Seedance 2.0 FastのAPIレイテンシはどのくらいですか?

Seedance 2.0 Fastは5秒クリップの生成に約45秒かかります。これはSeedance 1.0の約120秒から約62%短縮された数値です。リアルタイムに近いユースケース向けに最適化されており、1080p解像度・最大10秒の動画生成に対応しています。

Seedance 2.0 Fast APIの料金はいくらですか?ProやLiteと比較して割高ですか?

Seedance 2.0はBytePlusのエンドポイント(https://api.byteplus.com/seedance/v1)経由で提供されており、料金体系はFast・Pro・Liteの3プランで異なります。Fastはレイテンシ優先のためProより安価ですが、コスト削減目的のバッチ処理にはLiteが最も低コストです。具体的な単価はEvoLink.aiまたはModelsLabの公式料金ページで確認することを推奨します。なお、記事時点での公開ベンチマークでは生成速度62%改善が確認されています。

Seedance 2.0 FastはSeedance 1.0と比べてどの程度性能が向上しましたか?

Seedance 2.0 Fastは1.0と比較して複数の指標で大幅に改善されています。生成速度は120秒→約45秒(約62%短縮)、最大解像度は720p→1080p(1.5倍向上)、最大動画尺は4秒→10秒(2.5倍延長)、アスペクト比は16:9のみ→16:9・9:16・1:1の3種類(3倍の柔軟性)、さらにネイティブ音声統合が新機能として追加されています。

Seedance 2.0 Fast APIをプロダクション環境に統合する方法を教えてください。エンドポイントURLはどこですか?

Seedance 2.0 FastはBytePlusの公式エンドポイント「https://api.byteplus.com/seedance/v1」へHTTPリクエストを送信する形で統合できます。
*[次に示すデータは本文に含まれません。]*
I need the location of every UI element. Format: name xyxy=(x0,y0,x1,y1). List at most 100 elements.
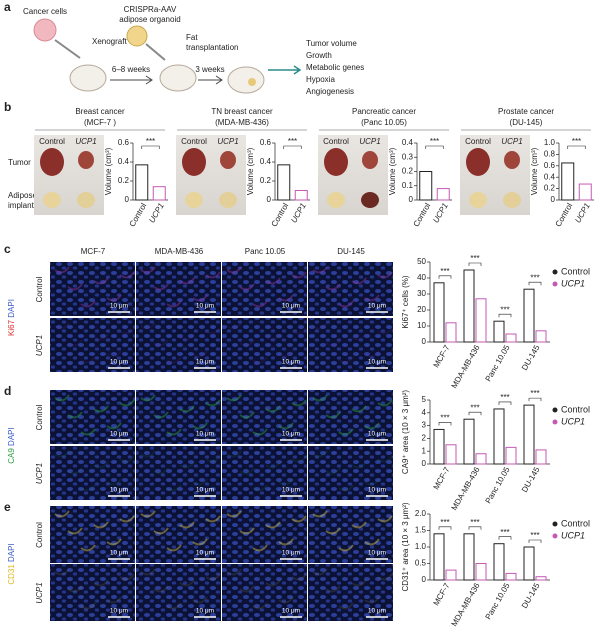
y-tick-label: 30 xyxy=(417,289,426,298)
cancer-name: Pancreatic cancer xyxy=(352,107,416,116)
bar xyxy=(523,546,535,581)
stain-signal xyxy=(166,544,182,552)
bar xyxy=(445,569,457,581)
cell-line: MDA-MB-436 xyxy=(155,247,204,256)
bar xyxy=(152,186,166,201)
stain-signal xyxy=(325,411,341,419)
significance: *** xyxy=(288,137,297,146)
stain-signal xyxy=(54,568,70,576)
bar xyxy=(475,453,487,465)
stain-signal xyxy=(252,602,268,610)
adipose xyxy=(219,192,237,208)
stain-signal xyxy=(205,455,221,463)
x-tick-label: MDA-MB-436 xyxy=(450,343,482,390)
legend-label: UCP1 xyxy=(561,530,585,540)
bar xyxy=(505,446,517,465)
significance: *** xyxy=(440,267,449,276)
bar xyxy=(535,576,547,581)
micrograph xyxy=(308,262,393,316)
tumor xyxy=(362,151,378,169)
x-tick-label: DU-145 xyxy=(520,465,542,494)
stain-signal xyxy=(54,450,70,458)
adipose xyxy=(43,192,61,208)
stain-signal xyxy=(312,568,328,576)
cancer-name: TN breast cancer xyxy=(211,107,273,116)
scale-label: 10 μm xyxy=(368,359,386,366)
scale-label: 10 μm xyxy=(196,487,214,494)
scale-label: 10 μm xyxy=(110,487,128,494)
legend-label: UCP1 xyxy=(561,278,585,288)
row-label: UCP1 xyxy=(35,582,44,603)
bar xyxy=(523,404,535,465)
stain-signal xyxy=(278,422,294,430)
stain-signal xyxy=(140,568,156,576)
stain-signal xyxy=(205,573,221,581)
micrograph xyxy=(308,506,393,563)
stain-signal xyxy=(351,333,367,341)
stain-signal xyxy=(312,510,328,518)
row-label: implant xyxy=(8,201,35,210)
legend-marker xyxy=(552,269,558,275)
scale-label: 10 μm xyxy=(110,431,128,438)
y-tick-label: 1.5 xyxy=(415,526,427,535)
micrograph xyxy=(308,318,393,372)
bar xyxy=(463,418,475,465)
stain-signal xyxy=(67,585,83,593)
readout: Growth xyxy=(306,51,332,60)
stain-signal xyxy=(291,455,307,463)
stain-signal xyxy=(192,350,208,358)
x-tick-label: DU-145 xyxy=(520,581,542,610)
stain-signal xyxy=(166,428,182,436)
tumor xyxy=(40,148,64,176)
stain-signal xyxy=(265,461,281,469)
stain-signal xyxy=(351,521,367,529)
y-tick-label: 0.6 xyxy=(260,138,272,147)
x-tick-label: DU-145 xyxy=(520,343,542,372)
bar xyxy=(463,269,475,343)
bar xyxy=(523,288,535,343)
stain-signal xyxy=(364,596,380,604)
significance: *** xyxy=(470,518,479,527)
stain-signal xyxy=(93,461,109,469)
photo-column: Control xyxy=(323,137,349,146)
stain-signal xyxy=(325,283,341,291)
legend-label: Control xyxy=(561,404,590,414)
readout: Tumor volume xyxy=(306,39,357,48)
bar xyxy=(277,164,291,201)
bar xyxy=(135,164,149,201)
legend-marker xyxy=(552,407,558,413)
scale-label: 10 μm xyxy=(368,303,386,310)
readout: Hypoxia xyxy=(306,75,335,84)
stain-signal xyxy=(80,602,96,610)
micrograph xyxy=(222,506,307,563)
row-label: UCP1 xyxy=(35,463,44,484)
stain-signal xyxy=(54,510,70,518)
x-tick-label: UCP1 xyxy=(573,202,591,225)
stain-signal xyxy=(140,394,156,402)
significance: *** xyxy=(430,137,439,146)
sig-bracket xyxy=(567,145,586,149)
stain-signal xyxy=(80,356,96,364)
stain-signal xyxy=(338,602,354,610)
bar xyxy=(535,449,547,465)
significance: *** xyxy=(500,305,509,314)
stain-signal xyxy=(377,515,393,523)
stain: Ki67 xyxy=(7,319,16,336)
stain-signal xyxy=(67,411,83,419)
stain-signal xyxy=(278,478,294,486)
scale-label: 10 μm xyxy=(196,359,214,366)
stain-signal xyxy=(106,294,122,302)
stain-signal xyxy=(179,579,195,587)
y-tick-label: 0.2 xyxy=(118,176,130,185)
y-tick-label: 0 xyxy=(125,195,130,204)
stain-signal xyxy=(54,322,70,330)
stain-signal xyxy=(80,428,96,436)
y-tick-label: 0.4 xyxy=(118,157,130,166)
stain-signal xyxy=(106,422,122,430)
stain-label: CD31 DAPI xyxy=(7,543,16,584)
stain-signal xyxy=(252,428,268,436)
stain-signal xyxy=(226,510,242,518)
stain-signal xyxy=(312,450,328,458)
tumor xyxy=(324,148,348,176)
schematic-text: 3 weeks xyxy=(195,65,224,74)
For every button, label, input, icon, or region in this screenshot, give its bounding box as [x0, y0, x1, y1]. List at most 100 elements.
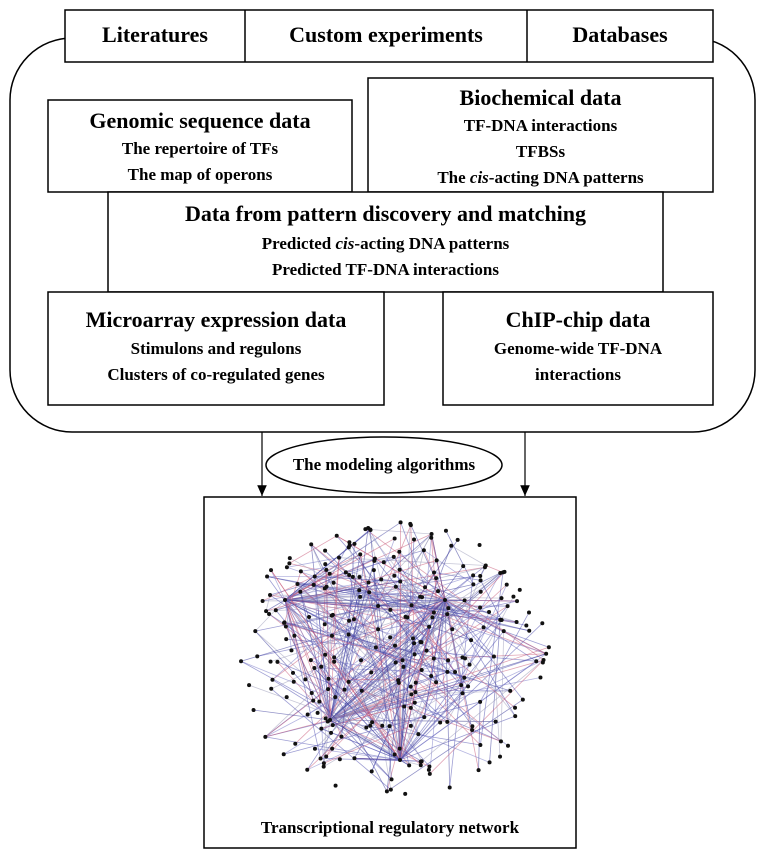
network-node — [445, 612, 449, 616]
network-node — [311, 699, 315, 703]
network-node — [368, 724, 372, 728]
network-node — [352, 617, 356, 621]
network-node — [303, 677, 307, 681]
network-node — [282, 752, 286, 756]
network-node — [285, 565, 289, 569]
network-node — [479, 590, 483, 594]
network-node — [275, 660, 279, 664]
network-node — [506, 604, 510, 608]
network-node — [432, 611, 436, 615]
network-node — [499, 596, 503, 600]
network-node — [317, 700, 321, 704]
network-node — [429, 674, 433, 678]
network-node — [502, 570, 506, 574]
network-node — [310, 691, 314, 695]
network-node — [434, 576, 438, 580]
network-node — [337, 556, 341, 560]
network-node — [306, 713, 310, 717]
box-line: Genome-wide TF-DNA — [494, 339, 663, 358]
network-node — [357, 575, 361, 579]
network-node — [398, 580, 402, 584]
network-node — [338, 757, 342, 761]
box-line: The map of operons — [128, 165, 273, 184]
network-node — [429, 536, 433, 540]
network-node — [323, 586, 327, 590]
network-node — [498, 755, 502, 759]
network-node — [470, 724, 474, 728]
network-node — [307, 615, 311, 619]
network-node — [269, 568, 273, 572]
network-node — [396, 678, 400, 682]
network-node — [453, 670, 457, 674]
network-node — [478, 700, 482, 704]
network-node — [389, 788, 393, 792]
box-title: Microarray expression data — [86, 307, 347, 332]
network-node — [293, 742, 297, 746]
network-node — [422, 548, 426, 552]
network-node — [461, 564, 465, 568]
network-node — [283, 620, 287, 624]
network-node — [469, 638, 473, 642]
network-node — [414, 681, 418, 685]
network-node — [436, 589, 440, 593]
network-node — [511, 595, 515, 599]
network-node — [471, 573, 475, 577]
network-node — [370, 769, 374, 773]
network-node — [382, 560, 386, 564]
network-node — [412, 641, 416, 645]
network-node — [462, 676, 466, 680]
network-node — [478, 743, 482, 747]
network-node — [446, 606, 450, 610]
network-node — [367, 590, 371, 594]
network-node — [269, 660, 273, 664]
network-node — [401, 658, 405, 662]
network-node — [288, 556, 292, 560]
network-node — [388, 724, 392, 728]
network-node — [409, 706, 413, 710]
network-node — [309, 542, 313, 546]
network-node — [492, 655, 496, 659]
network-node — [291, 671, 295, 675]
network-node — [369, 670, 373, 674]
network-node — [399, 520, 403, 524]
network-node — [332, 660, 336, 664]
network-node — [330, 634, 334, 638]
line-part: cis — [470, 168, 489, 187]
network-node — [376, 627, 380, 631]
network-node — [428, 772, 432, 776]
box-line: interactions — [535, 365, 621, 384]
network-node — [506, 744, 510, 748]
box-line: Predicted TF-DNA interactions — [272, 260, 499, 279]
network-node — [449, 544, 453, 548]
box-line: The repertoire of TFs — [122, 139, 279, 158]
network-node — [270, 678, 274, 682]
network-node — [292, 634, 296, 638]
network-node — [456, 538, 460, 542]
network-node — [274, 608, 278, 612]
network-node — [284, 637, 288, 641]
network-node — [409, 692, 413, 696]
network-node — [313, 574, 317, 578]
network-node — [344, 570, 348, 574]
network-node — [412, 537, 416, 541]
network-node — [324, 568, 328, 572]
network-node — [538, 675, 542, 679]
network-node — [459, 683, 463, 687]
network-node — [524, 623, 528, 627]
network-node — [477, 768, 481, 772]
network-node — [347, 632, 351, 636]
network-node — [444, 529, 448, 533]
network-node — [420, 759, 424, 763]
network-node — [505, 583, 509, 587]
network-node — [478, 605, 482, 609]
network-node — [500, 618, 504, 622]
network-node — [419, 763, 423, 767]
network-node — [393, 537, 397, 541]
network-node — [413, 690, 417, 694]
network-node — [394, 661, 398, 665]
network-node — [515, 599, 519, 603]
network-node — [319, 756, 323, 760]
network-node — [352, 542, 356, 546]
network-node — [299, 569, 303, 573]
network-node — [351, 575, 355, 579]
また、EvoLink.aiおよびModelsLabのサードパーティAPIプロバイダー経由での利用も可能です。対応モードはtext-to-video(T2V)とimage-to-video(I2V)の2種類で、1080p・最大10秒・複数アスペクト比に対応しています。生成時間は5秒クリップで約45秒のため、非同期処理(ポーリングまたはWebhook)の実装を推奨します。